Notably, amylase can *only* effectively break down alpha-structured sugars. Cellulose, on the other hand, is composed of sugars in a beta orientation leading to long, tightly bound structural chains (or “fibres”). Your body cannot digest these sugars and so they are simply excreted as waste.

Aside from serving a structural/protective role for the plants they originate in, the body *does* still use cellulose. Whenever you hear that you need more “fibre” in your diet, that is what is being referred to. While not having any nutritional significance, these fibres stimulate mucous secretion in the intestine. This mucous later allows the diffusion of nutrients from the excrement into the body, as well as lubricates the intestine so that waste can move more easily.

Anonymous 0 Comments

Sorry, what is this about dissolving razor thin blades?

Anonymous 0 Comments

Because stomach acid isn’t inherently what breaks the food down. The stomach acid is what activates the enzyme that then breaks down the food. If you lack the enzyme to break the food down then your body won’t digest it and you poop it out.

Anonymous 0 Comments

All the stuff about enzymes etc here is correct. Yout stomach, like most bio systems, is complicated. Here’s a more general chem answer:

“Dissolving strength” is not universal. Different chemicals are good at dissolving different things, and can’t dissolve others.

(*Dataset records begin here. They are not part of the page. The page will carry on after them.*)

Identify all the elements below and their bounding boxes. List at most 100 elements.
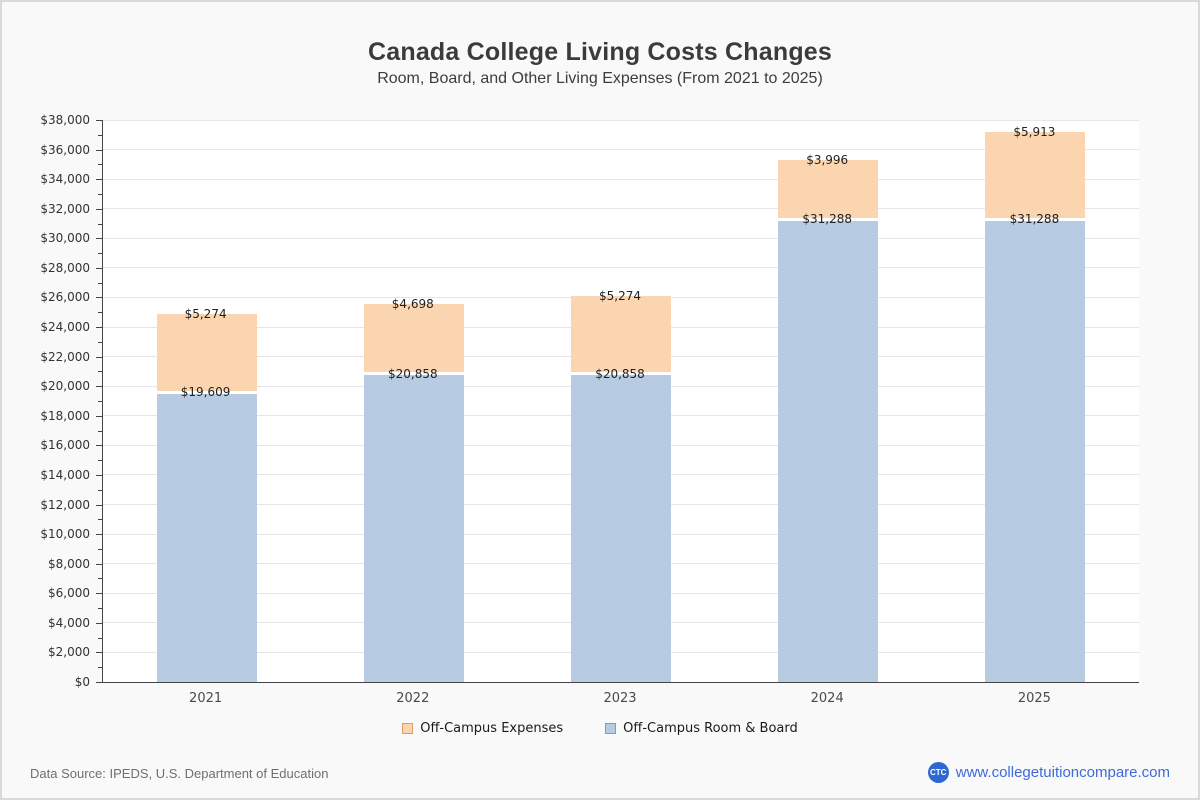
legend-label: Off-Campus Room & Board [623, 721, 798, 736]
y-axis-major-tick [96, 415, 102, 417]
legend: Off-Campus Expenses Off-Campus Room & Boa… [2, 721, 1198, 736]
legend-item[interactable]: Off-Campus Room & Board [605, 721, 798, 736]
data-label-room-board: $20,858 [387, 366, 438, 381]
y-axis-label: $32,000 [40, 201, 90, 216]
y-axis-label: $20,000 [40, 379, 90, 394]
y-axis-minor-tick [98, 341, 102, 343]
gridline [103, 208, 1139, 210]
x-axis-label: 2025 [1017, 691, 1051, 706]
data-label-room-board: $31,288 [802, 212, 852, 227]
bar-segment-room-board[interactable] [363, 373, 464, 682]
bar-segment-room-board[interactable] [985, 219, 1086, 682]
y-axis-label: $6,000 [48, 586, 90, 601]
y-axis-minor-tick [98, 312, 102, 314]
x-axis-label: 2021 [189, 691, 223, 706]
bar-segment-room-board[interactable] [778, 219, 879, 682]
y-axis-major-tick [96, 149, 102, 151]
y-axis-major-tick [96, 386, 102, 388]
y-axis-major-tick [96, 652, 102, 654]
bar-segment-expenses[interactable] [363, 304, 464, 374]
segment-gap [571, 372, 671, 376]
footer-branding: CTC www.collegetuitioncompare.com [927, 762, 1170, 783]
data-label-expenses: $4,698 [391, 297, 434, 312]
y-axis-minor-tick [98, 401, 102, 402]
x-axis-label: 2023 [603, 691, 637, 706]
y-axis-label: $26,000 [40, 290, 90, 305]
segment-gap [778, 217, 879, 221]
site-link[interactable]: www.collegetuitioncompare.com [955, 764, 1170, 781]
x-axis-label: 2022 [396, 691, 430, 706]
ctc-logo-icon: CTC [927, 762, 949, 783]
bar-segment-expenses[interactable] [985, 131, 1086, 220]
chart-title: Canada College Living Costs Changes [367, 38, 833, 66]
segment-gap [156, 390, 257, 394]
y-axis-label: $30,000 [40, 231, 90, 246]
bar-segment-room-board[interactable] [571, 373, 671, 682]
y-axis-major-tick [96, 238, 102, 240]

Acid is good at dissolving metals, not good at dissolving cellulose (like corn in your example). Water is great at dissolving a lot of things (non eli5 water dissolves polar materials), but cannot dissolve many organic materials or fats. Water dissolves sugar but can’t dissolve wood or styrofoam (or corn). Organic solvents like acetone are [great at dissolving styrofoam](https://imgur.com/gallery/Yi7DT4w/comment/108207161), but can’t dissolve sugar much at all.

So your question “how can x be *strong enough* to dissolve this but not that” isn’t applicable because “dissolving power” isn’t just a linear scale that all solvents rank on.